Panos: As you know, Greece is a member of DARIAH as well as of CLARIN, with DARIAH-GR and CLARIN-EL being active for quite some time. DARIAH-GR, or ΔΥΑΣ by its Greek name, has launched the development of a range of registries, terminological thesauri, best practice guides, tools for collections and terminology management, and an extensive monitoring, charting and modelling of DH practices. The development of NeMO and SO is linked to the latter line of action. In late 2017, DARIAH-GR and CLARIN-EL joined forces to develop a united national infrastructure, APOLLONIS, the Greek Infrastructure for Digital Arts, Humanities and Language Research and Innovation. Currently, APOLLONIS includes a permanent, stable infrastructure for accessing language resources and language processing web services; a collaborative workspace for language processing application development; curated digital resources and services for the development, analysis and visualization of data; best practice guidelines; and dissemination and training activities on the use of digital methods and tools in the Humanities. To put the collaborative workflows of humanists in the spotlight and to showcase the joint use of services and resources spanning the entire spectrum of the infrastructure, a thematic action is undertaken involving archival material from different sources and in various forms concerning a specific period of modern Greek history, the 1940s. The SO is the modelling framework underlying the joint APOLLONIS catalogue of resources and services, and the documentation of aggregation and curation processes. The Greek 1940s thematic action provides a demanding use case for validating these, otherwise generic processes. The recent Covid-19 pandemic has sparked a reflection on DH practices and an assessment of the possibly permanent impact this disruptive condition may have.

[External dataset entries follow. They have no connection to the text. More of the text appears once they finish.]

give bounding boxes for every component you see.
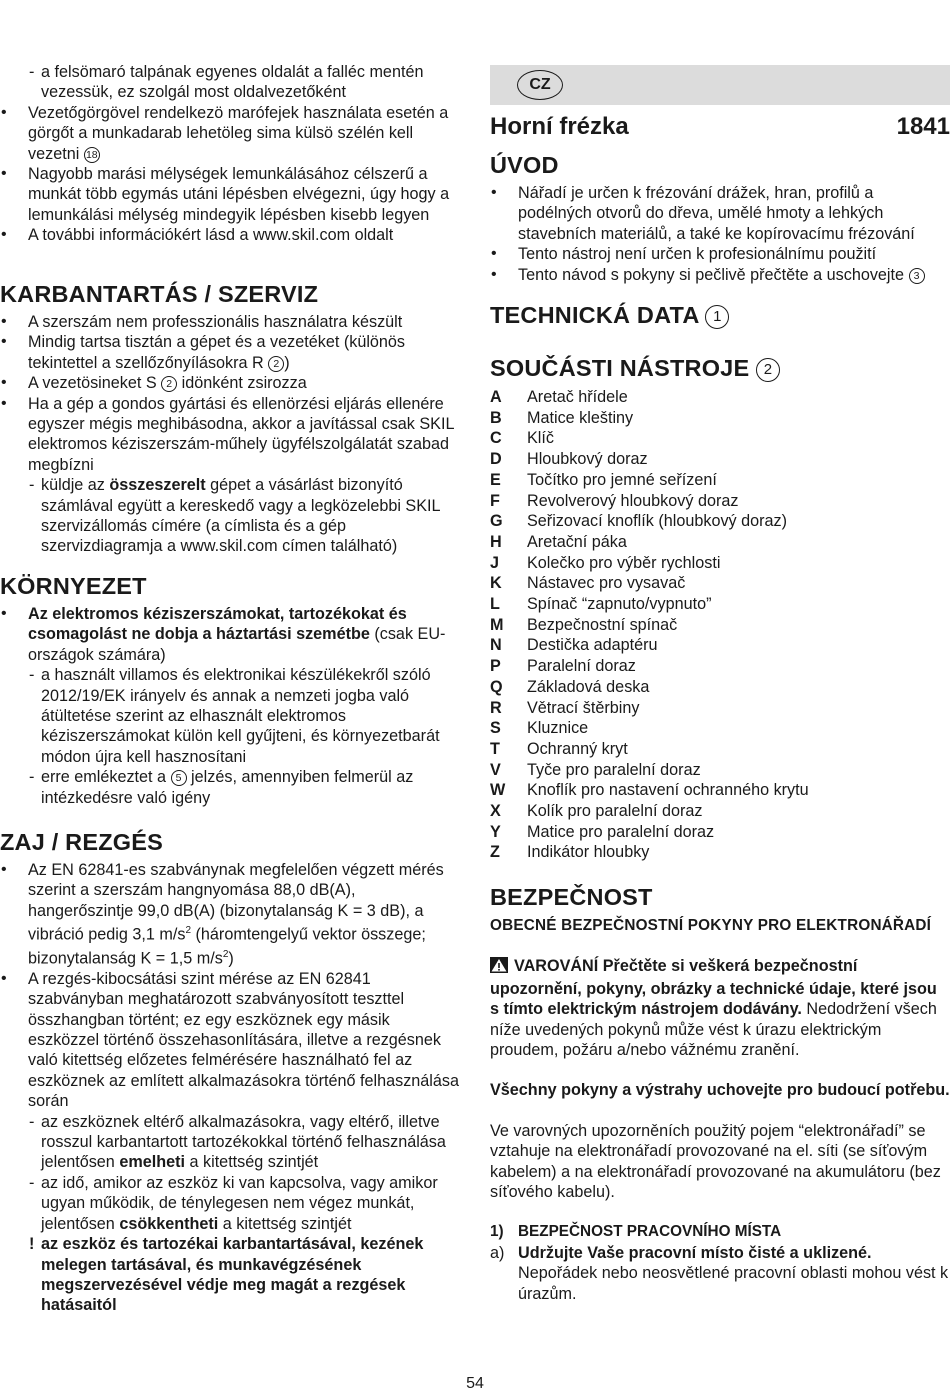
section-intro [490,150,950,285]
list-item: • Tento návod s pokyny si pečlivě přečtěte a uschovejte 3 [490,265,950,285]
part-key: C [490,429,502,448]
numbered-heading: 1) BEZPEČNOST PRACOVNÍHO MÍSTA [490,1223,782,1241]
part-key: Z [490,843,500,862]
section-heading: SOUČÁSTI NÁSTROJE 2 [490,353,950,383]
part-item [490,511,950,532]
page-number: 54 [466,1375,484,1392]
intro-block [0,62,462,246]
section-heading: KÖRNYEZET [0,573,147,599]
part-key: H [490,532,502,551]
part-key: A [490,388,502,406]
section-environment [0,571,462,808]
list-item: - a felsömaró talpának egyenes oldalát a falléc mentén vezessük, ez szolgál most oldalvezetőként [0,62,462,103]
part-key: J [490,553,500,572]
part-item [490,553,950,574]
list-item: • Tento nástroj není určen k profesionálnímu použití [490,244,950,264]
part-label: Revolverový hloubkový doraz [527,491,739,510]
part-key: V [490,760,501,779]
part-item [490,573,950,594]
part-label: Paralelní doraz [527,657,636,676]
part-label: Větrací štěrbiny [527,698,640,717]
list-item: • A rezgés-kibocsátási szint mérése az EN 62841 szabványban meghatározott szabványosított teszttel összhangban történt; ez egy eszköznek egy másik eszközzel történő összehasonlítására, illetve a rezgésnek való kitettség előzetes felmérésére használható fel az eszköznek az említett alkalmazásokra történő felhasználása során [0,969,462,1112]
part-label: Hloubkový doraz [527,450,648,469]
reference-number-icon: 2 [161,376,177,392]
part-key: P [490,657,501,676]
list-item: a) Udržujte Vaše pracovní místo čisté a uklizené. Nepořádek nebo neosvětlené pracovní oblasti mohou vést k úrazům. [490,1243,949,1303]
part-item [490,594,950,615]
reference-number-icon: 2 [756,358,780,382]
part-key: T [490,739,500,758]
part-item [490,635,950,656]
part-key: Y [490,822,501,841]
part-item [490,532,950,553]
part-item [490,387,950,408]
keep-instructions: Všechny pokyny a výstrahy uchovejte pro budoucí potřebu. [490,1081,950,1100]
part-item [490,801,950,822]
list-item: • Ha a gép a gondos gyártási és ellenörzési eljárás ellenére egyszer mégis meghibásodna, akkor a javítással csak SKIL elektromos kéziszerszám-műhely ügyfélszolgálatát szabad megbízni [0,394,462,476]
part-item [490,718,950,739]
list-item: • Nářadí je určen k frézování drážek, hran, profilů a podélných otvorů do dřeva, umělé hmoty a lehkých stavebních materiálů, a také ke kopírovacímu frézování [490,183,950,244]
subheading: OBECNÉ BEZPEČNOSTNÍ POKYNY PRO ELEKTRONÁŘADÍ [490,917,932,934]
part-item [490,470,950,491]
language-badge: CZ [517,70,563,100]
list-item: • Nagyobb marási mélységek lemunkálásához célszerű a munkát több egymás utáni lépésben elvégezni, úgy hogy a lemunkálási mélység mindegyik lépésben kisebb legyen [0,164,462,225]
part-item [490,760,950,781]
part-key: B [490,408,502,427]
part-key: N [490,636,502,655]
parts-list [490,387,950,863]
part-item [490,615,950,636]
section-heading: KARBANTARTÁS / SZERVIZ [0,281,319,307]
section-heading: ZAJ / REZGÉS [0,829,164,855]
product-title: Horní frézka [490,113,629,140]
warning-triangle-icon [490,957,508,978]
part-item [490,491,950,512]
section-heading: BEZPEČNOST [490,884,653,910]
part-label: Nástavec pro vysavač [527,574,686,593]
part-label: Ochranný kryt [527,739,628,758]
part-label: Klíč [527,429,554,448]
part-key: D [490,450,502,469]
language-bar [490,65,950,105]
part-item [490,822,950,843]
part-item [490,780,950,801]
term-definition: Ve varovných upozorněních použitý pojem “elektronářadí” se vztahuje na elektronářadí provozované na el. síti (se síťovým kabelem) a na elektronářadí provozované na akumulátoru (bez síťového kabelu). [490,1121,941,1202]
part-label: Tyče pro paralelní doraz [527,760,701,779]
part-item [490,408,950,429]
part-item [490,677,950,698]
list-item: • A vezetösineket S 2 idönként zsirozza [0,373,462,393]
part-item [490,698,950,719]
part-key: M [490,615,504,634]
section-technical-data [490,300,950,330]
list-item: • Az EN 62841-es szabványnak megfelelően végzett mérés szerint a szerszám hangnyomása 88,0 dB(A), hangerőszintje 99,0 dB(A) (bizonytalanság K = 3 dB), a vibráció pedig 3,1 $m/s^2$ (háromtengelyű vektor összege; bizonytalanság K = 1,5 $m/s^2$) [0,860,462,969]
part-label: Knoflík pro nastavení ochranného krytu [527,781,809,800]
section-safety [490,882,950,1304]
reference-number-icon: 5 [171,770,187,786]
reference-number-icon: 1 [705,305,729,329]
part-label: Aretač hřídele [527,388,628,406]
part-label: Kluznice [527,719,589,738]
model-number: 1841 [896,113,950,140]
list-item: • A szerszám nem professzionális használatra készült [0,312,462,332]
list-item: - a használt villamos és elektronikai készülékekről szóló 2012/19/EK irányelv és annak a nemzeti jogba való átültetése szerint az elhasznált elektromos kéziszerszámokat külön kell gyűjteni, és környezetbarát módon újra kell hasznosítani [0,665,462,767]
part-item [490,428,950,449]
part-item [490,449,950,470]
part-label: Destička adaptéru [527,636,658,655]
reference-number-icon: 18 [84,147,100,163]
section-heading: ÚVOD [490,152,559,178]
part-label: Matice kleštiny [527,408,634,427]
list-item: - erre emlékeztet a 5 jelzés, amennyiben felmerül az intézkedésre való igény [0,767,462,808]
list-item: • Mindig tartsa tisztán a gépet és a vezetéket (különös tekintettel a szellőzőnyílásokra R 2 ) [0,332,462,373]
section-heading: TECHNICKÁ DATA 1 [490,300,950,330]
list-item: • A további információkért lásd a www.skil.com oldalt [0,225,462,245]
part-key: S [490,719,501,738]
list-item: - küldje az összeszerelt gépet a vásárlást bizonyító számlával együtt a kereskedő vagy a legközelebbi SKIL szervizállomás címére (a címlista és a gép szervizdiagramja a www.skil.com címen található) [0,475,462,557]
part-item [490,842,950,863]
part-key: W [490,781,506,800]
part-label: Spínač “zapnuto/vypnuto” [527,595,712,614]
part-key: R [490,698,502,717]
part-label: Seřizovací knoflík (hloubkový doraz) [527,512,788,531]
part-key: G [490,512,503,531]
section-parts [490,353,950,863]
part-label: Aretační páka [527,532,627,551]
part-label: Základová deska [527,677,650,696]
reference-number-icon: 2 [268,356,284,372]
list-item: • Az elektromos kéziszerszámokat, tartozékokat és csomagolást ne dobja a háztartási szemétbe (csak EU-országok számára) [0,604,462,665]
part-key: L [490,595,500,614]
section-noise-vibration [0,827,462,1316]
part-key: Q [490,677,503,696]
reference-number-icon: 3 [909,268,925,284]
part-key: F [490,491,500,510]
part-label: Matice pro paralelní doraz [527,822,715,841]
part-label: Kolečko pro výběr rychlosti [527,553,721,572]
section-maintenance [0,279,462,557]
part-label: Kolík pro paralelní doraz [527,802,703,821]
part-key: K [490,574,502,593]
part-label: Indikátor hloubky [527,843,650,862]
part-key: E [490,470,501,489]
list-item: • Vezetőgörgövel rendelkezö marófejek használata esetén a görgőt a munkadarab lehetöleg sima külsö szélén kell vezetni 18 [0,103,462,164]
part-key: X [490,802,501,821]
product-title-row [490,113,950,145]
part-label: Točítko pro jemné seřízení [527,470,717,489]
part-item [490,656,950,677]
list-item: ! az eszköz és tartozékai karbantartásával, kezének melegen tartásával, és munkavégzésének megszervezésével védje meg magát a rezgések hatásaitól [29,1235,424,1315]
part-item [490,739,950,760]
part-label: Bezpečnostní spínač [527,615,678,634]
list-item: - az eszköznek eltérő alkalmazásokra, vagy eltérő, illetve rosszul karbantartott tartozékokkal történő felhasználása jelentősen emelheti a kitettség szintjét [0,1112,462,1173]
warning-paragraph: VAROVÁNÍ Přečtěte si veškerá bezpečnostní upozornění, pokyny, obrázky a technické údaje, které jsou s tímto elektrickým nástrojem dodávány. Nedodržení všech níže uvedených pokynů může vést k úrazu elektrickým proudem, požáru a/nebo vážnému zranění. [490,957,937,1060]
list-item: - az idő, amikor az eszköz ki van kapcsolva, vagy amikor ugyan működik, de ténylegesen nem végez munkát, jelentősen csökkentheti a kitettség szintjét [0,1173,462,1234]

+1 Is multilingualism a relevant concept to NeMO? Is multilingualism reflected in it somehow and are you planning to have the ontology available in multiple languages?

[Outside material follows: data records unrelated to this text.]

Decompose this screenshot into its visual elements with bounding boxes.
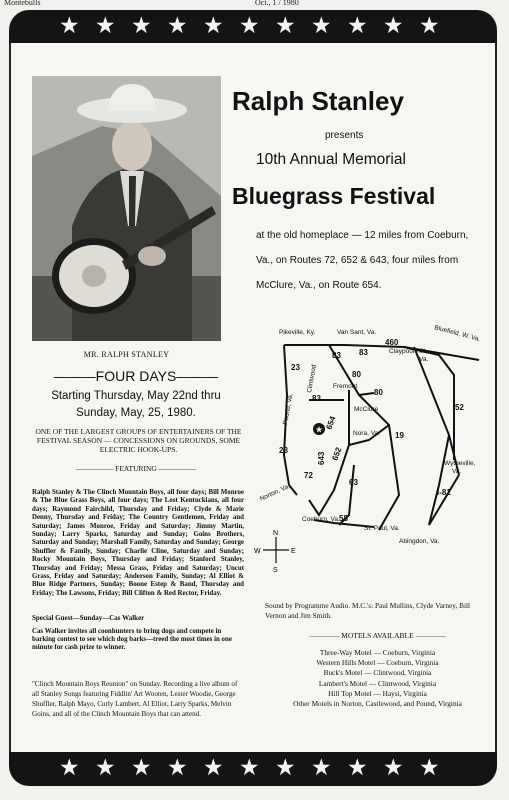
map-label-wytheville-state: Va.	[452, 468, 462, 475]
star-icon: ★	[347, 13, 368, 39]
largest-groups-text: ONE OF THE LARGEST GROUPS OF ENTERTAINERS OF THE FESTIVAL SEASON — CONCESSIONS ON GROUNDS, SOME ELECTRIC HOOK-UPS.	[35, 427, 242, 454]
dates-line-2: Sunday, May, 25, 1980.	[76, 407, 196, 419]
map-label-coeburn: Coeburn, Va.	[302, 516, 340, 523]
map-label-bluefield: Bluefield, W. Va.	[433, 324, 481, 344]
star-icon: ★	[383, 13, 404, 39]
clipped-publication-text: Montebulls	[4, 0, 41, 7]
map-label-nora: Nora, Va.	[353, 430, 380, 437]
location-line-1: at the old homeplace — 12 miles from Coeburn,	[256, 230, 469, 241]
lineup-paragraph: Ralph Stanley & The Clinch Mountain Boys, all four days; Bill Monroe & The Blue Grass Boys, all four days; The Lost Kentuckians, all four days; Raymond Fairchild, Thursday and Friday; Clyde & Marie Denny, Thursday and Friday; The Country Gentlemen, Friday and Saturday; James Monroe, Friday and Saturday; Jimmy Martin, Sunday; Larry Sparks, Saturday and Sunday; Goins Brothers, Saturday and Sunday; Marshall Family, Saturday and Sunday; George Shuffler & Family, Sunday; Charlie Cline, Saturday and Sunday; Rocky Mountain Boys, Thursday and Friday; Stanford Stanley, Thursday and Friday; Messa Grass, Friday and Saturday; Uncut Grass, Friday and Saturday; Anderson Family, Sunday; Al Elliot & Blue Ridge Partners, Sunday; Boone Estep & Band, Thursday and Friday; The Lawsons, Friday; Bill Clifton & Red Rector, Friday.	[32, 489, 244, 597]
route-83-a: 83	[332, 351, 341, 360]
map-label-claypool: Claypool Hill,	[389, 348, 427, 355]
motels-list	[265, 648, 490, 709]
special-guest-text: Cas Walker invites all coonhunters to bring dogs and compete in barking contest to see which dog barks—treed the most times in one minute for cash prize to winner.	[32, 628, 232, 652]
compass-n: N	[273, 530, 279, 537]
man-with-banjo-photo	[32, 76, 221, 341]
photo-caption: MR. RALPH STANLEY	[83, 350, 170, 359]
location-line-3: McClure, Va., on Route 654.	[256, 280, 382, 291]
map-label-wytheville: Wytheville,	[444, 460, 476, 467]
star-icon: ★	[131, 13, 152, 39]
map-label-pound: Pound, Va.	[282, 392, 295, 426]
route-80-a: 80	[352, 370, 361, 379]
route-80-b: 80	[374, 388, 383, 397]
directions-map	[249, 315, 489, 585]
star-icon: ★	[347, 755, 368, 781]
top-star-border	[9, 10, 497, 43]
map-label-fremont: Fremont	[333, 383, 358, 390]
star-icon: ★	[203, 13, 224, 39]
compass-s: S	[273, 567, 278, 574]
star-icon: ★	[239, 755, 260, 781]
route-83-c: 83	[312, 394, 321, 403]
map-label-vansant: Van Sant, Va.	[337, 329, 377, 336]
star-icon: ★	[167, 13, 188, 39]
compass-e: E	[291, 548, 296, 555]
motels-heading: ———— MOTELS AVAILABLE ————	[309, 631, 446, 640]
route-63: 63	[349, 478, 358, 487]
dates-line-1: Starting Thursday, May 22nd thru	[51, 390, 221, 402]
location-line-2: Va., on Routes 72, 652 & 643, four miles from	[256, 255, 459, 266]
map-label-mcclure: McClure	[354, 406, 379, 413]
star-icon: ★	[311, 13, 332, 39]
event-line: 10th Annual Memorial	[256, 151, 406, 168]
star-icon: ★	[419, 13, 440, 39]
star-icon: ★	[59, 13, 80, 39]
motel-item: Western Hills Motel — Coeburn, Virginia	[316, 658, 439, 668]
clipped-date-text: Oct., 1 / 1980	[255, 0, 299, 7]
star-icon: ★	[419, 755, 440, 781]
four-days-heading: ———FOUR DAYS———	[53, 368, 219, 384]
map-label-pikeville: Pikeville, Ky.	[279, 329, 316, 336]
star-icon: ★	[311, 755, 332, 781]
star-icon: ★	[203, 755, 224, 781]
route-19: 19	[395, 431, 404, 440]
star-icon: ★	[383, 755, 404, 781]
star-icon: ★	[167, 755, 188, 781]
route-652: 652	[330, 446, 344, 462]
route-58: 58	[339, 514, 348, 523]
artist-name-heading: Ralph Stanley	[232, 86, 404, 116]
featuring-heading: ————— FEATURING —————	[75, 464, 197, 473]
motel-item: Hill Top Motel — Haysi, Virginia	[328, 688, 427, 698]
map-label-stpaul: St. Paul, Va.	[364, 525, 400, 532]
star-icon: ★	[95, 13, 116, 39]
motel-item: Three-Way Motel — Coeburn, Virginia	[319, 648, 436, 657]
compass-rose-icon	[254, 530, 296, 574]
route-52: 52	[455, 403, 464, 412]
route-23-a: 23	[291, 363, 300, 372]
compass-w: W	[254, 548, 261, 555]
reunion-paragraph: "Clinch Mountain Boys Reunion" on Sunday. Recording a live album of all Stanley Songs featuring Fiddlin' Art Wooten, Lester Woodie, George Shuffler, Ralph Mayo, Curly Lambert, Al Elliot, Larry Sparks, Melvin Goins, and all of the Clinch Mountain Boys that can attend.	[32, 680, 238, 718]
route-i81: I-81	[437, 488, 451, 497]
map-label-clintwood: Clintwood	[306, 364, 318, 394]
motel-item: Other Motels in Norton, Castlewood, and Pound, Virginia	[293, 699, 462, 709]
star-icon: ★	[239, 13, 260, 39]
sound-credits: Sound by Programme Audio. M.C.'s: Paul Mullins, Clyde Varney, Bill Vernon and Jim Smith.	[265, 601, 471, 620]
presents-text: presents	[325, 130, 364, 141]
route-460: 460	[385, 338, 399, 347]
bottom-star-border	[9, 752, 497, 786]
route-654: 654	[324, 415, 338, 431]
festival-site-marker: ★	[314, 424, 324, 435]
top-clipped-header	[0, 0, 509, 8]
route-83-b: 83	[359, 348, 368, 357]
star-icon: ★	[275, 13, 296, 39]
motel-item: Buck's Motel — Clintwood, Virginia	[323, 668, 432, 678]
star-icon: ★	[95, 755, 116, 781]
route-643: 643	[317, 451, 326, 465]
star-icon: ★	[131, 755, 152, 781]
motel-item: Lambert's Motel — Clintwood, Virginia	[318, 678, 437, 688]
star-icon: ★	[59, 755, 80, 781]
festival-title: Bluegrass Festival	[232, 183, 436, 209]
star-icon: ★	[275, 755, 296, 781]
map-label-claypool-state: Va.	[419, 356, 429, 363]
route-23-b: 23	[279, 446, 288, 455]
special-guest-heading: Special Guest—Sunday—Cas Walker	[32, 614, 145, 622]
route-72: 72	[304, 471, 313, 480]
map-label-abingdon: Abingdon, Va.	[399, 538, 440, 545]
map-label-norton: Norton, Va.	[258, 482, 292, 503]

Vayianos: Since NeMO and SO are implemented as knowledge graphs using RDF technology, the display of the concepts and their instances in other languages is easy to implement and can be achieved by using a RDF attribute such as xml:lang. This is one of the reasons we decided to go with this technology in the first place. Embracing the values of open Web society and highlighting how different aspects (disciplines or even languages for that matter) can be interrelated and combined so that new knowledge can be inferred, is embedded into the core of our work.